Inspired by my friday run I’ve decided to do my saturday brick training in the evening too. As there are four months left till day 1 I wanted to take opportunity of the dropping temperatures to train, to work with the ground (ice, snow) and to experiment with the clothing. So I started close to eight with 90 minutes of spinning and looking the trashy, bloody action movie called “Ninja assassins”. Everything was in place for the run out in the cold. Armed only with really basic clothing (how less can i wear without getting cold?), my Mizuno Cabrakan 4, my ipod and a lukewarm leg of my bread man – freshly baked by my outstanding support team – i was leaving the house towards Restaurant Rigiblick on the other side of Zurich.
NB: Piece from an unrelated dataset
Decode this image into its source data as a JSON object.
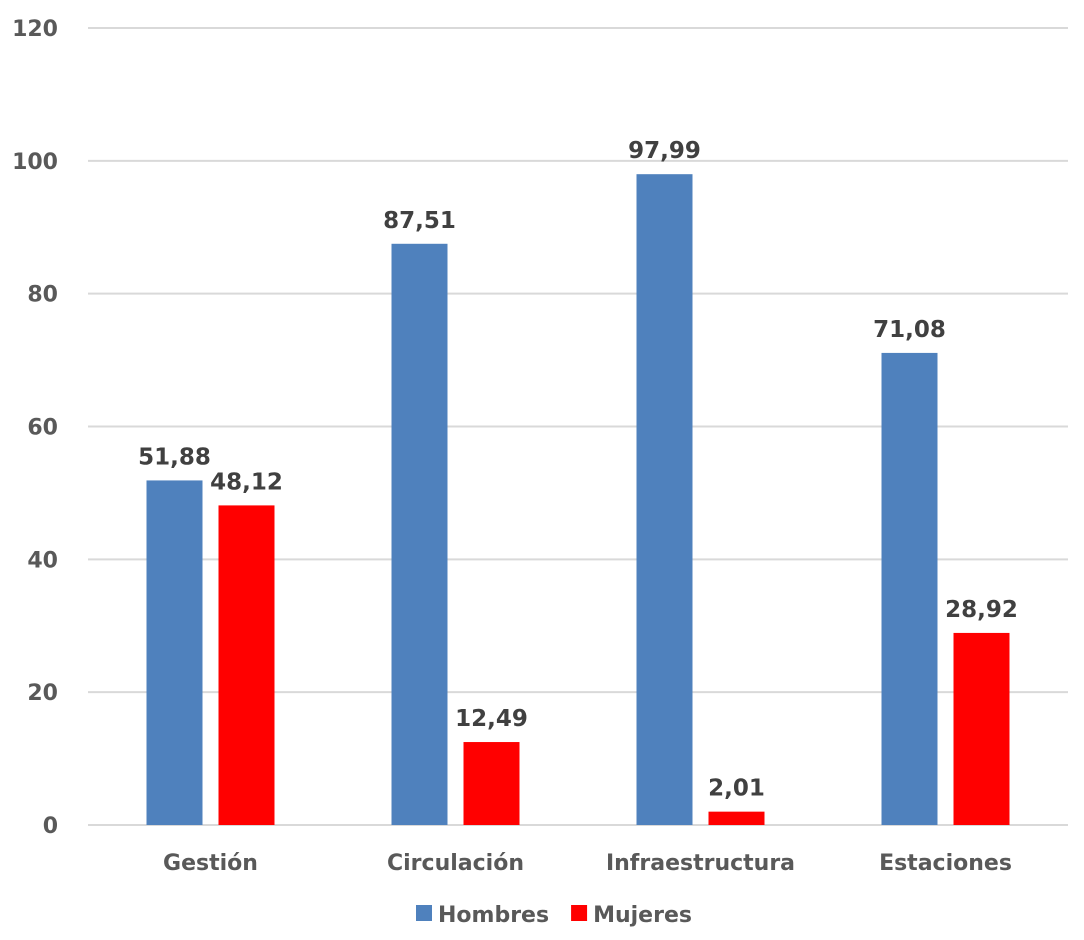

I was running about 120m when my newly acquired ninja reflexes were preventing the worst case: an almost crash on ice. Lucky me, my body and legs were already warm from the bike session. Both legs – the one of the bread man and mine – were safe. I guess it looked a bit like uncontrolled core stabilisation training on the street. “Why did you leave without the spikes? Is this already the old men’s running madness coming over me?” But you know what, it comes even better: i decided to go on instead of running back the few meters to change the shoes. But looking back it was the right decision as I just had to learn to “read” the streets and footways. I was running along the thin line between the snow mountains along the street and the potentially icy dark footway – great training for balance and the feet. I was crossing people shaking their heads, giving me direction through the ice, showing thumbs up or just staying there and looking at the alien that was rushing by with this fully packed backpack (always on mid and long runs) and glowing from the forehead. I was running into the city along the inspiring Ironman transition zone in Zurich, then along the lake through the lights towards Bellevue and then up to the Zurich Berg, where I was meeting my support team at Zurich Fluntern. They were back again from picking Max from work and driving all home now. When I was entering the car, looking into the eyes of Max I was reading something like “Are you completely nuts?” in his disbelieving eyes. Yes, I am nuts. But who cares? I don’t.
Materials used on Friday (-1 to – 3°C)
Icebreaker 200 (layer 1) with soft shell (layer 2) and windstopping tight (only one layer). Thick Cap and Gloves. Warm woolen socks and Salomon Snowcross boots. > Too warm on upper body, hands and head.
Materials used on Saturday (-3 to -5°C)
Icebreaker 100 (layer 1) with same soft shell (layer 2) and windstopping tight (lighter than the one yesterday). Light cap and light gloves. Compression socks and Mizuno Cabrakan 4 trail shoes. Backpack (3kg total weight). > Perfect, still a tic too warm on head.